Axelsson and a team that included researchers from Sweden, Norway and the US, sequenced genetic codes of 12 wolves from around the world, and of 60 domestic dogs from 14 different breeds. The dogs’ results were merged to eliminate individual breed traits before they were compared with those of wolves.

Their analysis led the scientists to focus on 36 different regions, and 122 genes likely to have contributed to canine evolution. Genes crucial for brain function were found in 19 regions, including eight important for the development of the nervous system, while 10 regions were found to hold genes specifically related to the breakdown of starches in diet.

“Our findings show that the digestive system of dogs has adapted to be able to live on a diet similar to ours. It’s cool that we’ve shared an environment for such a long time and we’ve eaten the same kind of food for such a long time that we’ve started to become more similar in that way,” Axelsson said.

The study also found that dogs have four to 30 copies of AMY2B, the gene crucial for amylase production, compared to the two copies found in wolves – one on each chromosome. This gene is 28 times more active in the dog pancreas than it in wolves, and results in more protein. Comparative variations are also found in human societies where either high or low carbohydrate diets have traditionally been eaten.

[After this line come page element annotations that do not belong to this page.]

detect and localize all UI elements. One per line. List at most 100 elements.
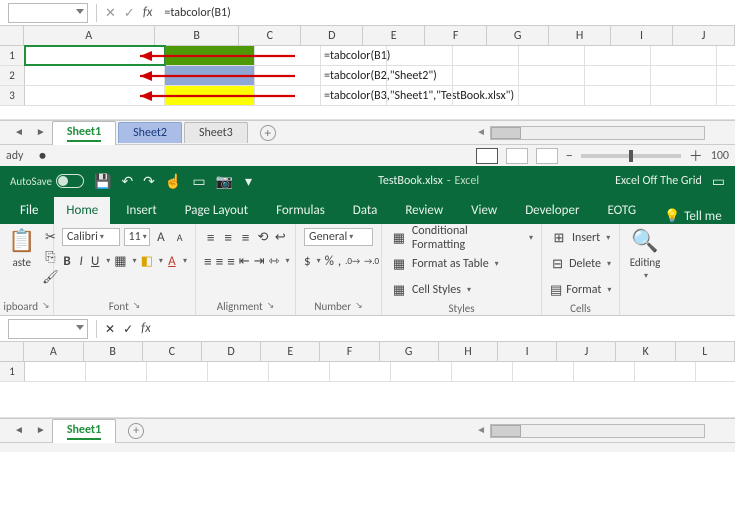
hscroll-thumb[interactable]: [491, 127, 521, 139]
tab-sheet1[interactable]: Sheet1: [52, 121, 116, 145]
tab-review[interactable]: Review: [393, 197, 455, 224]
font-color-button[interactable]: A: [167, 252, 177, 270]
camera-icon[interactable]: 📷: [216, 173, 233, 190]
touch-mode-icon[interactable]: ☝: [165, 173, 182, 190]
zoom-value[interactable]: 100: [711, 149, 729, 163]
cell-E1[interactable]: [387, 46, 453, 65]
save-icon[interactable]: 💾: [94, 173, 111, 190]
percent-format-icon[interactable]: %: [325, 252, 334, 270]
enter-icon[interactable]: ✓: [124, 5, 135, 21]
cell-styles-button[interactable]: ▦Cell Styles▾: [390, 280, 533, 300]
col-header-H[interactable]: H: [439, 342, 498, 361]
col-header-G[interactable]: G: [380, 342, 439, 361]
tab-insert[interactable]: Insert: [114, 197, 169, 224]
new-sheet-button[interactable]: +: [128, 423, 144, 439]
insert-cells-button[interactable]: ⊞Insert▾: [550, 228, 611, 248]
cell-A1[interactable]: [25, 46, 165, 65]
launcher-icon[interactable]: ↘: [267, 300, 275, 313]
formula-bar-text[interactable]: =tabcolor(B1): [160, 6, 230, 20]
tab-home[interactable]: Home: [54, 197, 110, 224]
col-header-G[interactable]: G: [487, 26, 549, 45]
name-box[interactable]: [8, 319, 88, 339]
fx-icon[interactable]: fx: [143, 5, 153, 20]
paste-button[interactable]: 📋 aste: [8, 228, 35, 298]
tell-me-search[interactable]: 💡 Tell me: [664, 208, 722, 224]
col-header-B[interactable]: B: [84, 342, 143, 361]
tab-nav-next-icon[interactable]: ►: [30, 127, 52, 138]
select-all-corner[interactable]: [0, 342, 24, 361]
name-box[interactable]: [8, 3, 88, 23]
tab-file[interactable]: File: [8, 197, 50, 224]
decrease-decimal-icon[interactable]: →.0: [364, 252, 379, 270]
fx-icon[interactable]: fx: [141, 321, 151, 336]
col-header-C[interactable]: C: [239, 26, 301, 45]
cell-D1[interactable]: =tabcolor(B1): [321, 46, 387, 65]
col-header-K[interactable]: K: [616, 342, 675, 361]
undo-icon[interactable]: ↶: [121, 173, 133, 190]
launcher-icon[interactable]: ↘: [355, 300, 363, 313]
hscroll-left-icon[interactable]: ◄: [476, 425, 486, 436]
macro-record-icon[interactable]: ⏺: [33, 147, 51, 165]
zoom-in-button[interactable]: ＋: [689, 146, 703, 166]
underline-button[interactable]: U: [90, 252, 100, 270]
cell-C3[interactable]: [255, 86, 321, 105]
increase-indent-icon[interactable]: ⇥: [254, 252, 265, 270]
col-header-E[interactable]: E: [261, 342, 320, 361]
format-cells-button[interactable]: ▤Format▾: [550, 280, 611, 300]
col-header-B[interactable]: B: [155, 26, 239, 45]
col-header-F[interactable]: F: [425, 26, 487, 45]
view-pagelayout-button[interactable]: [506, 148, 528, 164]
cell-I1[interactable]: [651, 46, 717, 65]
increase-decimal-icon[interactable]: .0→: [345, 252, 360, 270]
tab-sheet3[interactable]: Sheet3: [184, 122, 248, 143]
col-header-F[interactable]: F: [320, 342, 379, 361]
col-header-D[interactable]: D: [301, 26, 363, 45]
view-pagebreak-button[interactable]: [536, 148, 558, 164]
row-header-1[interactable]: 1: [0, 46, 25, 65]
align-bottom-icon[interactable]: ≡: [239, 228, 252, 246]
hscroll-left-icon[interactable]: ◄: [476, 127, 486, 138]
cell-B3[interactable]: [165, 86, 255, 105]
align-middle-icon[interactable]: ≡: [221, 228, 234, 246]
tab-developer[interactable]: Developer: [513, 197, 591, 224]
italic-button[interactable]: I: [76, 252, 86, 270]
cancel-icon[interactable]: ✕: [105, 5, 116, 21]
border-button[interactable]: ▦: [114, 252, 126, 270]
bold-button[interactable]: B: [62, 252, 72, 270]
col-header-D[interactable]: D: [202, 342, 261, 361]
launcher-icon[interactable]: ↘: [133, 300, 141, 313]
align-left-icon[interactable]: ≡: [204, 252, 212, 270]
tab-sheet1[interactable]: Sheet1: [52, 419, 116, 443]
account-name[interactable]: Excel Off The Grid: [615, 174, 702, 188]
qat-more-icon[interactable]: ▾: [245, 173, 252, 190]
delete-cells-button[interactable]: ⊟Delete▾: [550, 254, 611, 274]
cell-C1[interactable]: [255, 46, 321, 65]
conditional-formatting-button[interactable]: ▦Conditional Formatting▾: [390, 228, 533, 248]
row-header-3[interactable]: 3: [0, 86, 25, 105]
col-header-A[interactable]: A: [24, 26, 155, 45]
wrap-text-icon[interactable]: ↩: [274, 228, 287, 246]
col-header-J[interactable]: J: [673, 26, 735, 45]
align-center-icon[interactable]: ≡: [216, 252, 224, 270]
cell-F1[interactable]: [453, 46, 519, 65]
col-header-J[interactable]: J: [557, 342, 616, 361]
worksheet-grid[interactable]: A B C D E F G H I J 1 =tabcolor(B1) 2: [0, 26, 735, 120]
find-select-button[interactable]: 🔍 Editing ▾: [628, 228, 662, 311]
tab-view[interactable]: View: [459, 197, 509, 224]
redo-icon[interactable]: ↷: [143, 173, 155, 190]
cell-D3[interactable]: =tabcolor(B3,"Sheet1","TestBook.xlsx"): [321, 86, 387, 105]
col-header-C[interactable]: C: [143, 342, 202, 361]
cell-D2[interactable]: =tabcolor(B2,"Sheet2"): [321, 66, 387, 85]
increase-font-icon[interactable]: A: [154, 228, 169, 246]
cell-G1[interactable]: [519, 46, 585, 65]
window-icon[interactable]: ▭: [192, 173, 205, 190]
accounting-format-icon[interactable]: $: [304, 252, 311, 270]
ribbon-display-icon[interactable]: ▭: [712, 173, 725, 190]
font-name-combo[interactable]: Calibri▾: [62, 228, 120, 246]
tab-page-layout[interactable]: Page Layout: [173, 197, 260, 224]
col-header-E[interactable]: E: [363, 26, 425, 45]
new-sheet-button[interactable]: +: [260, 125, 276, 141]
cell-H1[interactable]: [585, 46, 651, 65]
col-header-H[interactable]: H: [549, 26, 611, 45]
launcher-icon[interactable]: ↘: [42, 300, 50, 313]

Although dogs and wolves have the same number of copies of the enzyme maltase, also important for digesting starch, dogs were found to produce longer versions, a characteristic also found in herbivores and omnivores, enabling more efficient digestion for dogs.

The results support the theory that wolves began to associate with early farmers as settlements were established, and the creation of waste dumps became a food source to scavenge.

“Our results regarding starch digestion fit really neatly with that idea. Being an efficient scavenger didn’t only take a special type of behaviour, but also a digestive system that could cope with the food that was present, so dogs that evolved more efficient starch digestion had an advantage,” Axelsson said.

The next step is to discover when starch gene changes began, and to ascertain differences in behavioural genes between wolves and dogs. Comparisons in gene functions between wild and domesticated animals can have implications for human health research, and Axelsson said studying dog diets may have benefits for human diabetes treatments.